Княгиня молча повернулась и ушла, поджав губы. Малыш Берислав и, правда, заплакал. Да и обед скоро…
— Вот ведь что делается? — Само обхватил голову руками. — Даже на жену надежды нет. Как же мне медика нормального в нашу глушь притащить? Из приличных врачей есть только Феофил, личный врач Ираклия. Его сюда никакими пирогами не выманить. Только если из толковых учеников кто-то согласится? Или из выпускников Александрийской школы перекупить кого-нибудь… У кого голова еще не загажена…
— Бакуту мне позовите! — крикнул князь страже, и уже вскоре удивленный донельзя глава почтового ведомства вновь стоял перед князем. Только ведь ушел.
— Гонца в Константинополь готовь, — князь не обращал внимания на удивление бывшего сотника. — Из самых надежных и самых толковых. Он к купцу Марку поедет.

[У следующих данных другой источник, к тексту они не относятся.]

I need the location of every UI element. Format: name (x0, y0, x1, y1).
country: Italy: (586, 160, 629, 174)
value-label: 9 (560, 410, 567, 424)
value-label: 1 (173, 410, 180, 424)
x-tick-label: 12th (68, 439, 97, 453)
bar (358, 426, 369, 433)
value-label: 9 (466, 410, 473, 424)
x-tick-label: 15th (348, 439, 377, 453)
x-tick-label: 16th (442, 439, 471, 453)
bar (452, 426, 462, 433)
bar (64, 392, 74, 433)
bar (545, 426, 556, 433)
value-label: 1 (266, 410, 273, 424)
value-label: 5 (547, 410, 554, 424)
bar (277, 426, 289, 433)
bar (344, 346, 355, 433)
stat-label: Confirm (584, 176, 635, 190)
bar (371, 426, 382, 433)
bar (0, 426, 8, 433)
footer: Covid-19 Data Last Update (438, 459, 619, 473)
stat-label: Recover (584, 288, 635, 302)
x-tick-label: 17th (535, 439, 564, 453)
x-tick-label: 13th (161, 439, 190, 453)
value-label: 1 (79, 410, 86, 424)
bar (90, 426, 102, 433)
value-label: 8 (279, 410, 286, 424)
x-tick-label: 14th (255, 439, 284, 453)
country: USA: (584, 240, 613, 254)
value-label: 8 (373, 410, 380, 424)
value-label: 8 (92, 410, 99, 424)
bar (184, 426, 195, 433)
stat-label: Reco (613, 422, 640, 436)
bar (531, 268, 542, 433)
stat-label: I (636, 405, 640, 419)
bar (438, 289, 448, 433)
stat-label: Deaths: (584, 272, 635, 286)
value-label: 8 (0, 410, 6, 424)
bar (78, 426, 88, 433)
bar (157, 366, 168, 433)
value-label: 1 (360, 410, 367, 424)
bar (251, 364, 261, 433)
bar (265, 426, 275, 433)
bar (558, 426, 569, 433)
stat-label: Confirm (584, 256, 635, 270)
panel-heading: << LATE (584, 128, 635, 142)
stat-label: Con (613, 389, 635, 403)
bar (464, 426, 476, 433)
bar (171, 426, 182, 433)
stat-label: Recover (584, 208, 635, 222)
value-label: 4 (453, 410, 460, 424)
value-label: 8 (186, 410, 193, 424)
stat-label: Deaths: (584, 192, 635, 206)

— С караваном никак нельзя, государь? — на всякий случай уточнил Бакута. — Недешево выйдет, если одно письмо везти.
— Никак, — отрезал Самослав. — На завтра гонца готовь. Мне информация из Константинополя как воздух нужна. У нас после того погрома вся торговля стоит.
— Слушаюсь, государь! — Бакута ударил кулаком в грудь и вышел.
Самослав задумался. Школа, что открыли учителя Леонтий и Ницетий, понемногу набирала обороты. По совету князя каждую дисциплину стал вести отдельный преподаватель, который свой предмет осваивал тщательно, удивляя глубиной познаний даже владыку Григория, человека энциклопедического масштаба. Неохотно, но все приняли и узкую специализацию учителей, и наличие учебных планов, и даже систему экзаменов, предложенную князем. Нечто подобное было в Александрийских школах, но здесь это отдавало суровым армейским порядком, который внедрялся государем во все сферы жизни огромной страны.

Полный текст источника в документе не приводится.